Con esa ilusión me consolaba mientras, sorteaba barricadas y caminaba en el rayo del sol para dar la vuelta hasta el otro extremo de la “accesible” camarita. Para llegar y enterarme que en efecto, allí hay una Oficialía de Partes. Pero no es una Oficialía de Partes de la “Cámara de Diputados”. La que al parecer carece de una propia y de todos. Sino que se trata de una Oficialía de Partes que es exclusiva del Partido Revolucionario Institucional y el Club de Toby. Y que también tanto el PAN como el PRD, cada quién tiene su propia y exclusiva Oficialía de Partes.

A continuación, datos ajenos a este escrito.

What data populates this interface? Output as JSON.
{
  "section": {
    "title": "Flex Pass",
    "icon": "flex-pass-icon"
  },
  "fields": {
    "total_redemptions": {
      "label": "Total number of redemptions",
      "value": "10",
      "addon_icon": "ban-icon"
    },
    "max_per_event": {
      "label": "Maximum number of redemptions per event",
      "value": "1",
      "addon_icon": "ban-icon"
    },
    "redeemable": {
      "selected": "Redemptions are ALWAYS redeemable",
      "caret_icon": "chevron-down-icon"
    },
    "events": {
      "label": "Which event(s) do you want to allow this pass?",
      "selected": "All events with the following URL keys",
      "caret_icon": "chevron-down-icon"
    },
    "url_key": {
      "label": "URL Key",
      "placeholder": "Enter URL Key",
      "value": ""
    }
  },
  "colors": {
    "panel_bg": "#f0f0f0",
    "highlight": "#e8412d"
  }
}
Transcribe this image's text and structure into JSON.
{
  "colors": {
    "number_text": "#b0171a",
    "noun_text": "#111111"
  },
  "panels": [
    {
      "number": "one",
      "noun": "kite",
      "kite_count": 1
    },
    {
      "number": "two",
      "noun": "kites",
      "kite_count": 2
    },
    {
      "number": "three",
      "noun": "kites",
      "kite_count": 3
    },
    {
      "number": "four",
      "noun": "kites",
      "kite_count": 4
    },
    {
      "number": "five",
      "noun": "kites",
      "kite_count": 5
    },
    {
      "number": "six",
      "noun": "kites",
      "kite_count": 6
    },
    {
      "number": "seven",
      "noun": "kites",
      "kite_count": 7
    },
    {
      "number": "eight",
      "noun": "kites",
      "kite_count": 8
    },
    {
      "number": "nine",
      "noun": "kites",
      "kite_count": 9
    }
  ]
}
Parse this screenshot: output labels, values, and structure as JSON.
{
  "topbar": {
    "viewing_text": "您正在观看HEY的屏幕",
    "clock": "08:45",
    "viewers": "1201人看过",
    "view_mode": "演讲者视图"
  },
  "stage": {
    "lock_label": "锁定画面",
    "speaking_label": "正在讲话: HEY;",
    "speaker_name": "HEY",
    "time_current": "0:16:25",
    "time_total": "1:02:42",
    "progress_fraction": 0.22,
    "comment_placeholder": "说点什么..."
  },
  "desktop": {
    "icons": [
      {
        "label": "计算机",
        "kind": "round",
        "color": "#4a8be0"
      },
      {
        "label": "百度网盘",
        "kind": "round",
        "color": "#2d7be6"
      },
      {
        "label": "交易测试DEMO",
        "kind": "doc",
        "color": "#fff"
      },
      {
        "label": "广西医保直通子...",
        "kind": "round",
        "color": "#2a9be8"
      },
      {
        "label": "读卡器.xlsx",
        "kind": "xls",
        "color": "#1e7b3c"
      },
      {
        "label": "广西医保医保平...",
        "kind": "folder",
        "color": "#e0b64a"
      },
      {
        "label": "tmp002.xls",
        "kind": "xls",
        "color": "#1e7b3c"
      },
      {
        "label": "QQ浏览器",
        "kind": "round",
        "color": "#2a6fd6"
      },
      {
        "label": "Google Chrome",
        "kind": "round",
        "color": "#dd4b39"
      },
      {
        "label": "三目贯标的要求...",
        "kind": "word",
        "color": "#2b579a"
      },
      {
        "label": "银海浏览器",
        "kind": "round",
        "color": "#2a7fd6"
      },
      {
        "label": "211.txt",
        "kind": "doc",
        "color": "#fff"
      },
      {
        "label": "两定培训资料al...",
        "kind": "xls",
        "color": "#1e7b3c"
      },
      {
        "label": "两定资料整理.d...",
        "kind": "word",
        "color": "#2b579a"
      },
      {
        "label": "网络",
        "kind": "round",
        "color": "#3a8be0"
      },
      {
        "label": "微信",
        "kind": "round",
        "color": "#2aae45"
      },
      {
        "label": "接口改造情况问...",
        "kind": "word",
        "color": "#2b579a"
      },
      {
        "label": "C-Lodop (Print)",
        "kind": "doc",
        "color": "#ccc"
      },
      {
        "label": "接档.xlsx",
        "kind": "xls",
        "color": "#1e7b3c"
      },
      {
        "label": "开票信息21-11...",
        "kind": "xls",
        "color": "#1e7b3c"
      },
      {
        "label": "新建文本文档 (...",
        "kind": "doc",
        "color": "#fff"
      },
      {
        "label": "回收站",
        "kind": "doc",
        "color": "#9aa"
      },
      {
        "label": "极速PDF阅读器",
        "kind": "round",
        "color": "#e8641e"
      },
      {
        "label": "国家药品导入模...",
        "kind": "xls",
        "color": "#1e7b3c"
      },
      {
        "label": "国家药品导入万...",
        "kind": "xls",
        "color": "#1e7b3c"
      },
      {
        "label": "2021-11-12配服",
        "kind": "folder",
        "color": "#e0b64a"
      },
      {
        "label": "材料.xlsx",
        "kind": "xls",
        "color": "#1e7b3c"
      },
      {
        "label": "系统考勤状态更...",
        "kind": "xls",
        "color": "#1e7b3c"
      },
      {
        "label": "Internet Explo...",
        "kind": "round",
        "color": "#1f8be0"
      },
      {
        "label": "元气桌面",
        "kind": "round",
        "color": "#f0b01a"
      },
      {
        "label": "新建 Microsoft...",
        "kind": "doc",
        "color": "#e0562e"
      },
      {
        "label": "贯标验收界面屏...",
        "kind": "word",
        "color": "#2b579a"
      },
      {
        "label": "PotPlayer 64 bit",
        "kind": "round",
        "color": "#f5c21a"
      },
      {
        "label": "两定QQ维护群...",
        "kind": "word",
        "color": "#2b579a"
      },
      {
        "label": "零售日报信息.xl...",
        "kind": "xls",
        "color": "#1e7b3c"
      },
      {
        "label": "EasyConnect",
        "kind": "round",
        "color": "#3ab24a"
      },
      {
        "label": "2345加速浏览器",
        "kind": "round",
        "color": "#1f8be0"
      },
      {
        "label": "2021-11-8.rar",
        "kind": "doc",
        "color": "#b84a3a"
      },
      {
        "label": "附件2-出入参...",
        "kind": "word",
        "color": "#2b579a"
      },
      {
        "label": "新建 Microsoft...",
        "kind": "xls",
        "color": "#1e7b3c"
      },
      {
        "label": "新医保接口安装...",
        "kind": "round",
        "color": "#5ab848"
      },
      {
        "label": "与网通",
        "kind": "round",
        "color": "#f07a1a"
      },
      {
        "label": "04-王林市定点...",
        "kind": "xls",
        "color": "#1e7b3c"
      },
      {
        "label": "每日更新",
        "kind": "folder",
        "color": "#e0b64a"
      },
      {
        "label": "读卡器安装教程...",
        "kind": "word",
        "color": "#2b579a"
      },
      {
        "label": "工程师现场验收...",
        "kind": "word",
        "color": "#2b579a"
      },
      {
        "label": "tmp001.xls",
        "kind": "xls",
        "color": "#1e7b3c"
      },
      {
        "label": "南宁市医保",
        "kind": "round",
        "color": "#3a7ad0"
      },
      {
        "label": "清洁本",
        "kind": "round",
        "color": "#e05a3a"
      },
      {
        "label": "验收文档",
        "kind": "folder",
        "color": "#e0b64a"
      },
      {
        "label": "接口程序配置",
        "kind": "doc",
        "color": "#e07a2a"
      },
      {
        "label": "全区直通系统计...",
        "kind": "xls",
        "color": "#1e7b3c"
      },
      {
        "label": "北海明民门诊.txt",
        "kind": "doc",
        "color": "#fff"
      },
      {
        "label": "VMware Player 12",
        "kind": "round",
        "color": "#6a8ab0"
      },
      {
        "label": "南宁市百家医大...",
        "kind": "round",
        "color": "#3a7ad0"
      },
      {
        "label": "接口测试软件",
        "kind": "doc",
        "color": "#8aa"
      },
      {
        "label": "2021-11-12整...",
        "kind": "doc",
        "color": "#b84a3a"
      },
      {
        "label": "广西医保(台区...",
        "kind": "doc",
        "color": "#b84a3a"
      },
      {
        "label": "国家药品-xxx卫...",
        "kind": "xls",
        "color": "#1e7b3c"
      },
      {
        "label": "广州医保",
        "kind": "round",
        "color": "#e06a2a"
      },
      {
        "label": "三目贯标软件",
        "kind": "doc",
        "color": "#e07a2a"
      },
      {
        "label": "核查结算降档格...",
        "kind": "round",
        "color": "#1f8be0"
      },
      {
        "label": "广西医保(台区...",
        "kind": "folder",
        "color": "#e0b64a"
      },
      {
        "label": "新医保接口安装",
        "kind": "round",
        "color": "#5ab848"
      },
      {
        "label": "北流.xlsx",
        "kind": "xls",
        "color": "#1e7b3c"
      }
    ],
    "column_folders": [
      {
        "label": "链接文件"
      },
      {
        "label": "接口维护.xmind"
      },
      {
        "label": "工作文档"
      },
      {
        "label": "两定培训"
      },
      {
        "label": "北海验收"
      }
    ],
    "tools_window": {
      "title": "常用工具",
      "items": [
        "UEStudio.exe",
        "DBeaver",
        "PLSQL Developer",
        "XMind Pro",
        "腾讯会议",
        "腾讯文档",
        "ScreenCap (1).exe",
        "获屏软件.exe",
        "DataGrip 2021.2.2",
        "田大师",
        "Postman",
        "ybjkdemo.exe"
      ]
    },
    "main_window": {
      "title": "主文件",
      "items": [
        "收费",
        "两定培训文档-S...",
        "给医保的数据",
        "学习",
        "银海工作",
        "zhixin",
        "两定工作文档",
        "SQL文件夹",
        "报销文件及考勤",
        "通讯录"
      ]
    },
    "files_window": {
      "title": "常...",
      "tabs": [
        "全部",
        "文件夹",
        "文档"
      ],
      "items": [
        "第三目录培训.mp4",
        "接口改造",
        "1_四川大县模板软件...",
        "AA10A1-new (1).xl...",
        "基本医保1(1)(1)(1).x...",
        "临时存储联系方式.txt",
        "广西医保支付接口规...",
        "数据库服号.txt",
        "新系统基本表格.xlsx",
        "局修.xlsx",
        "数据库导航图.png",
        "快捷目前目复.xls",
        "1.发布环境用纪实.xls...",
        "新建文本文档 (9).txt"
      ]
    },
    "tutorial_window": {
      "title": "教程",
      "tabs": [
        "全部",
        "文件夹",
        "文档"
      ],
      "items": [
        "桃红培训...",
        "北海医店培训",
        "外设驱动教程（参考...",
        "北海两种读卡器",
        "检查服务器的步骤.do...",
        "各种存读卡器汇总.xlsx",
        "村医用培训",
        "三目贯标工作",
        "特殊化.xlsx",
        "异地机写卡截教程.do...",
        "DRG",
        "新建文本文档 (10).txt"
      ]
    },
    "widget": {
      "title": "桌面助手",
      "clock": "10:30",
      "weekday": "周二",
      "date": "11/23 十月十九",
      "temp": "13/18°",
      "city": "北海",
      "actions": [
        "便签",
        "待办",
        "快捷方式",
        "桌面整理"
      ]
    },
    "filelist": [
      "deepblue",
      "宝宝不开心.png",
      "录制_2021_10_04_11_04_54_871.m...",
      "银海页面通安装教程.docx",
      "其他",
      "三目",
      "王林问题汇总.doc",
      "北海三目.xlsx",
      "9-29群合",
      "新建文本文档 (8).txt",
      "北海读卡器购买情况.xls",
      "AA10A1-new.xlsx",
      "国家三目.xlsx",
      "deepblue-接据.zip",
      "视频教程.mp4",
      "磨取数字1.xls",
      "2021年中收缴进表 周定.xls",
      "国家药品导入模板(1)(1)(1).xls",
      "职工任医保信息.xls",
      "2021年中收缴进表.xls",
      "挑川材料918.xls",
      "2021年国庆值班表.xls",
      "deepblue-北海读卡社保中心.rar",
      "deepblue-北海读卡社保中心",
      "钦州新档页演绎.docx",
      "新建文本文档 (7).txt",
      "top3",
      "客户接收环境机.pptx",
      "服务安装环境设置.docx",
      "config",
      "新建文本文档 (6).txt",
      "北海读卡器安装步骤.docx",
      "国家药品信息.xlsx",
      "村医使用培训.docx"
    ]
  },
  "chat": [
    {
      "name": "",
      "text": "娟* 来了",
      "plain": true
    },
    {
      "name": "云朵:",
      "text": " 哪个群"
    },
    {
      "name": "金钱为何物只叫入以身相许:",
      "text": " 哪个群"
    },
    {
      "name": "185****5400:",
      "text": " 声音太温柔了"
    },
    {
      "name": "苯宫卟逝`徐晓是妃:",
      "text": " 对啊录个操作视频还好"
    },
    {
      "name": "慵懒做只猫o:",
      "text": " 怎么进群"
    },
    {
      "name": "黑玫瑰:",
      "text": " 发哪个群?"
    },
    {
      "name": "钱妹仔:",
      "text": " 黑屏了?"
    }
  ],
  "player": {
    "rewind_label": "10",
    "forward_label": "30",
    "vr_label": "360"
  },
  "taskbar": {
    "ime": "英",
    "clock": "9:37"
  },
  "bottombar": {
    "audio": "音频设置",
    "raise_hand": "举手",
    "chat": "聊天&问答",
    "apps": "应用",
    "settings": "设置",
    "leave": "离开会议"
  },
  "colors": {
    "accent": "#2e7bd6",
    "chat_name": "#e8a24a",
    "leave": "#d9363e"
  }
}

No sé porque creía que la cámara era de todos. Que lo de los partidos políticos era una moda que solo existía en época de elecciones, ya que esas distinciones pierden todo sentido cuando se trabaja por el bien común, por la sociedad. Como debe hacerlo un servidor público, que no cobra por atender intereses particulares, como los de un partido, grupo, mafia o club.

Como también creía que toda dependencia de gobierno debe tener una oficina abierta y accesible las 24 horas de los 365 días del año, para recibir documentación y correspondencia. Pero parece que tampoco es cierto. Regresé a la puerta uno a intentar entrar a entregar papel por papel en comisión por comisión y tampoco se pudo.

Por una comparecencia no se podía entrar a entregar correspondencia a las comisiones. (No encuentro la relación, pero las comparecencias inmovilizan a la correspondencia). (¿Y viceversa?) Que “regrese el viernes a ver si hay suerte, porque el jueves seguro tampoco se va a poder” (pasar y por lo mismo no se puede entregar correspondencia).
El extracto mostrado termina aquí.